Wittig suffered head injuries. He was wearing a helmet, but he likely was traveling 25 to 30 mph when the accident occurred, Higdon said.

Wittig, a sophomore at the University of Wisconsin-Madison, was involved in a similar serious bicycling accident last spring. He was an officer in the UW Cycling Club.

Even after the first accident, he continued racing this fall because "that was his passion," his mother said. "This was the light that kept him going."

His family supported Wittig's decision to get back into racing, she said. "We will never regret that he went back on his bike."

Matt Wittig was flown from the scene of the May 7 accident by Flight for Life helicopter to Froedtert Memorial Lutheran Hospital in Wauwatosa. He was declared brain dead Thursday morning and his organs were harvested Thursday night, said his brother, Mark Wittig.

On Friday, the organs were transplanted into four people from southeastern Wisconsin and one from Indiana.

The recipients include:

• A man in his mid-30s who received Wittig's heart.

• A woman in her late 40s who received his lungs.

• A woman in her mid-50s who received his liver.

• An Indiana man in his early 30s, who received one of Wittig's kidneys.

• A man in his late 20s who received Wittig's other kidney and his pancreas.

The enormity of Matt Wittig's gift and the even larger loss felt by his family wasn't lost on Olsen of the Wisconsin Donor Network.

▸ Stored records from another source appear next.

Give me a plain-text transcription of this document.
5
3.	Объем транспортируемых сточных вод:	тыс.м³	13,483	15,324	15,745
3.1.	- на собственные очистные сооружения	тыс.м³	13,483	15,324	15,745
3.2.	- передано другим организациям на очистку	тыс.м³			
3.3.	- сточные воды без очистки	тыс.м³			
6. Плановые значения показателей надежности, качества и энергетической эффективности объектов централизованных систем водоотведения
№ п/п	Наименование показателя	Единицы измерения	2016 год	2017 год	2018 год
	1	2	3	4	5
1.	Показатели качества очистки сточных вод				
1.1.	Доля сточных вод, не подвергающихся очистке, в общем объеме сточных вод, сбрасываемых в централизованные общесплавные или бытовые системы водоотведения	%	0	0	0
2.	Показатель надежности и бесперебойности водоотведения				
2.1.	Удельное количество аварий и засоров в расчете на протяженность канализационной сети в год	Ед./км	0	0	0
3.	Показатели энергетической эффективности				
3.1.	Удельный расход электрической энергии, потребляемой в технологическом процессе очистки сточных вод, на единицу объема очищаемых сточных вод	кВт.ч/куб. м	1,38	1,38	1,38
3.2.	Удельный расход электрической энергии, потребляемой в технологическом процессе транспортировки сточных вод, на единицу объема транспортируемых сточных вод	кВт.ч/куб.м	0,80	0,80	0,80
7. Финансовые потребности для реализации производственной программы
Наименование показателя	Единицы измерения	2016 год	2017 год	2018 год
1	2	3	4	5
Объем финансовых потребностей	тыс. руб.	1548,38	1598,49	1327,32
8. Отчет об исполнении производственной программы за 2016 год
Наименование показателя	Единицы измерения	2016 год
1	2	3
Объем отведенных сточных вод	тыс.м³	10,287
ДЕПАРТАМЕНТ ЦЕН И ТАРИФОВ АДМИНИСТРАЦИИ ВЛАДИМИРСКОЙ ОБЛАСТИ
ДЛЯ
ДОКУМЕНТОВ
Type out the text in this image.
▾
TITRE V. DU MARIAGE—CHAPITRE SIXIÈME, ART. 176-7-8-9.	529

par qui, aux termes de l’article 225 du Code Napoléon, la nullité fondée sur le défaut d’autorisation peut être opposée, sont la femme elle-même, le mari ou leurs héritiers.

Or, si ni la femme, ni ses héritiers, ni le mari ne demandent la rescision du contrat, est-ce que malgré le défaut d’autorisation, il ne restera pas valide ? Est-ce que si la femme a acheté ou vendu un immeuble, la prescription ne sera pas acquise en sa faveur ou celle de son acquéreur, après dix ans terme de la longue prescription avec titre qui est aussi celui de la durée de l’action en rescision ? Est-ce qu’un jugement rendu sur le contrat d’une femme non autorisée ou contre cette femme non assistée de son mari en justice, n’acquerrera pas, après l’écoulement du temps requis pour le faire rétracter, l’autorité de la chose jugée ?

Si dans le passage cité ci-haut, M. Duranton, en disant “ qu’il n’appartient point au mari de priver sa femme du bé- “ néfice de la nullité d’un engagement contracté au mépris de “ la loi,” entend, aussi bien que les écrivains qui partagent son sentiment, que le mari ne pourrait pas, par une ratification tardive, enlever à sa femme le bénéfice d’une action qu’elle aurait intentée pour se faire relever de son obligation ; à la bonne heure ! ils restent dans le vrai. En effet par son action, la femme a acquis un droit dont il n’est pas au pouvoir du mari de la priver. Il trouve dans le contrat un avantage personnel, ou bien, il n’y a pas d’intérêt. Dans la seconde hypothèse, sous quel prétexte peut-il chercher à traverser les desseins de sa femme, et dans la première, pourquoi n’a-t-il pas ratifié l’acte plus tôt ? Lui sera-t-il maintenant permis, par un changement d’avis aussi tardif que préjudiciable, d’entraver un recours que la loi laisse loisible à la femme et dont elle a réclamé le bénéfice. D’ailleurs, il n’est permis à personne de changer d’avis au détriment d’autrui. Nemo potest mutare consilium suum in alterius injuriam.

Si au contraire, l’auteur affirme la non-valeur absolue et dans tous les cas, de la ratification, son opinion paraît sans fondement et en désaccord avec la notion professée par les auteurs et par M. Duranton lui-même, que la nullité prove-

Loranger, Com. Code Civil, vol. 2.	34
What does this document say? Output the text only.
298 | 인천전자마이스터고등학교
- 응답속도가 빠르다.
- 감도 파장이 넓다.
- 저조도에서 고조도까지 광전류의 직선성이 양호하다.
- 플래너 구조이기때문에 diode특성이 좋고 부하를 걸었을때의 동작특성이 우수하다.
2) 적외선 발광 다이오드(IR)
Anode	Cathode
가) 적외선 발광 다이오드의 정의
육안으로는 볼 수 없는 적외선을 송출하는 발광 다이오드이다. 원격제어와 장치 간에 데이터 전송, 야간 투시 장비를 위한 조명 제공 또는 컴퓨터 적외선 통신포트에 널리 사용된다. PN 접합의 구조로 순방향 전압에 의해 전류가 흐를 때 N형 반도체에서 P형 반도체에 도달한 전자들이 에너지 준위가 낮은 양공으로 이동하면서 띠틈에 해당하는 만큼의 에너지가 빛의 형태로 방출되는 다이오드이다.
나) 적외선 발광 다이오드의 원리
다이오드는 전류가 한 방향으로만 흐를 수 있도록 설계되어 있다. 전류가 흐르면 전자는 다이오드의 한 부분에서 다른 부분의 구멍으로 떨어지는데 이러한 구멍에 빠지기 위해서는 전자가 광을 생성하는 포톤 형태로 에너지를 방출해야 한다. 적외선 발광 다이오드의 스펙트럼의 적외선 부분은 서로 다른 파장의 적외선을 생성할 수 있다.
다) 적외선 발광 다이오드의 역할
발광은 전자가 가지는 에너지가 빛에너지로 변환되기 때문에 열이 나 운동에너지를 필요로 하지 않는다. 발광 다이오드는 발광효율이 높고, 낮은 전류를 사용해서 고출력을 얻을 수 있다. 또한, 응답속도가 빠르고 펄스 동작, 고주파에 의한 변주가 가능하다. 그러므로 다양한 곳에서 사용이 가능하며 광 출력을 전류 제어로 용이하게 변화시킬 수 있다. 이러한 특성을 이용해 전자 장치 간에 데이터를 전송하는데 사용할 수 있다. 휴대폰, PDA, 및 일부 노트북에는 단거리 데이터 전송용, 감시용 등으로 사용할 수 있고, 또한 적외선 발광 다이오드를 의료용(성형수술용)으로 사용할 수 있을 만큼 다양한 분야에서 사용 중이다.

"It's beneficial to the people who receive the organ transplants, but it's tragic when anyone dies young and suddenly like that," Olsen said.

Wittig's tissues also were harvested. Olsen said they could have included bone segments, veins, skin, his corneas and connective tissue, such as cartilage, ligaments and tendons.

"These tissues can be used to help up to 75 people," Olsen said. "They are considered life enhancing."

As of May 6, more than 95,000 people were waiting for organ transplants in the United States, according to the U.S. Organ Procurement and Transplantation Network.

In addition to his mother and father, John, Matt Wittig is survived by two older brothers, John Jr. and Mark, and his grandmothers, Mary Wittig and Virginia Lemberger.

Visitation will be from 4 to 7 p.m. Sunday at the Schmidt & Bartelt Funeral Home, 10280 N. Port Washington Road, Mequon.

A Mass of Christian Burial will be held at 10:30 a.m. Monday at St. James Catholic Church, 2700 W. Mequon Road, Mequon.

Burial will follow the services at Resurrection Cemetery and Mausoleum, 9400 W. Donges Bay Road, Mequon.

The family suggests memorials to the Lance Armstrong Foundation, P.O. Box 130819, Houston, TX 77219-0818.